I would like someone to tell me that if these companies recruited only the best of the students, at all times, how did they land themselves in this soup? Lehman Brothers - the fourth largest US investment bank and a regular at IIM - filed for bankruptcy on 14 September 2008. The jobs of nearly 26,000 employees are now at stake. On the same day, another snooty player Merrill Lynch was sold to Bank of America. As is now news, there are many more such examples. And most of them prefer to go to the IIMs of the world and not the second-rung management institutes. Yet, they all fell like nine pins. 

Even as on a personal level I am pained to see the job losses of this stature, I could not help but have the last laugh. I did my MBA from Chetana's Institute of Management & Research between 1998 and 2000. As I was on my college's placement committee, I was required to visit several companies and ensure that their HR officials got our placement brochures.
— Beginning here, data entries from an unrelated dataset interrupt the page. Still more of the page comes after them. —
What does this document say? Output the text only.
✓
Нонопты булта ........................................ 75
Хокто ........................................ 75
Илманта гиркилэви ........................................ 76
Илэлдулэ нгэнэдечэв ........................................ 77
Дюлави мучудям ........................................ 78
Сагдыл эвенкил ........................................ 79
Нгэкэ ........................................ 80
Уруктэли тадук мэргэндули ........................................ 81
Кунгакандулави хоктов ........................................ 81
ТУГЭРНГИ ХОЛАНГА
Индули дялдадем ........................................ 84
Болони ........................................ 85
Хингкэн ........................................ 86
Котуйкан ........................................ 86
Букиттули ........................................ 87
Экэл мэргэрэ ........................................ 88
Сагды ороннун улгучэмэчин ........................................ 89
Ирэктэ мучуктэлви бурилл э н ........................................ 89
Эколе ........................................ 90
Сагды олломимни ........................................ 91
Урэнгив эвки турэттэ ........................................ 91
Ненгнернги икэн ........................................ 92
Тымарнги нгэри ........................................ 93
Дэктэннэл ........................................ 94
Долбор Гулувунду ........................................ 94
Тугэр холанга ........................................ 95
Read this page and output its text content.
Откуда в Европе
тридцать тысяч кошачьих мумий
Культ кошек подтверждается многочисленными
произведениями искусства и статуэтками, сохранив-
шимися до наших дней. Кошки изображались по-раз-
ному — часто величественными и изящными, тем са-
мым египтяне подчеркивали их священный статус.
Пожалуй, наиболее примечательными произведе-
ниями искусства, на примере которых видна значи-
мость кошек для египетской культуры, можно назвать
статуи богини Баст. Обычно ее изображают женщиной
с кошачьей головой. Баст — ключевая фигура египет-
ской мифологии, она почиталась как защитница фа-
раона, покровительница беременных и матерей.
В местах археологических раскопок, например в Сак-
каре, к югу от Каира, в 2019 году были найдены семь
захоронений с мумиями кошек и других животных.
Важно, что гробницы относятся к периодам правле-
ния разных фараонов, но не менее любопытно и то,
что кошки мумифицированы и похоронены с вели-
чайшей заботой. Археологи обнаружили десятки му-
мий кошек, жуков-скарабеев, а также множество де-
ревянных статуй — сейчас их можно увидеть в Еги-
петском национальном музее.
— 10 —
A placement brochure is a document that contains basic details (name, age, details of summer project and work experience, if any) of all the students in their final year. Among the companies I had visited was one called Lyyods Finance at Nariman Point. After making me wait for a good half hour and then another 15 minutes to go through the brochure (in detail, as  if they were searching for their long-lost brother or sister or something), one of the two snooty ladies looked at me and with a very sly smile said "We only recruit students from A-class colleges like Jamnalal Bajaj, NMIMNS, etc". She obviously meant to say that her company was out of my institute's league! 

Less than a month after that, I got recruited by my current organisation from the campus itself (I have completed seven and half years here now). And just two years after that, Llyods Finance faced its worse crisis in India - it got downgraded from AAA-rating to a below-investment grade type rating. Its days in India were soon numbered and went into oblivion. 

I have got nothing against IIM graduates. More often than not, we can be reasonably sure that the downfall of these institutions should be credited to their CEOs and top managements where an IIM hand would be negligible to nil. And out of Lehman's 26,000-odd employees, IIM graduates will mostly be a very small proportion. 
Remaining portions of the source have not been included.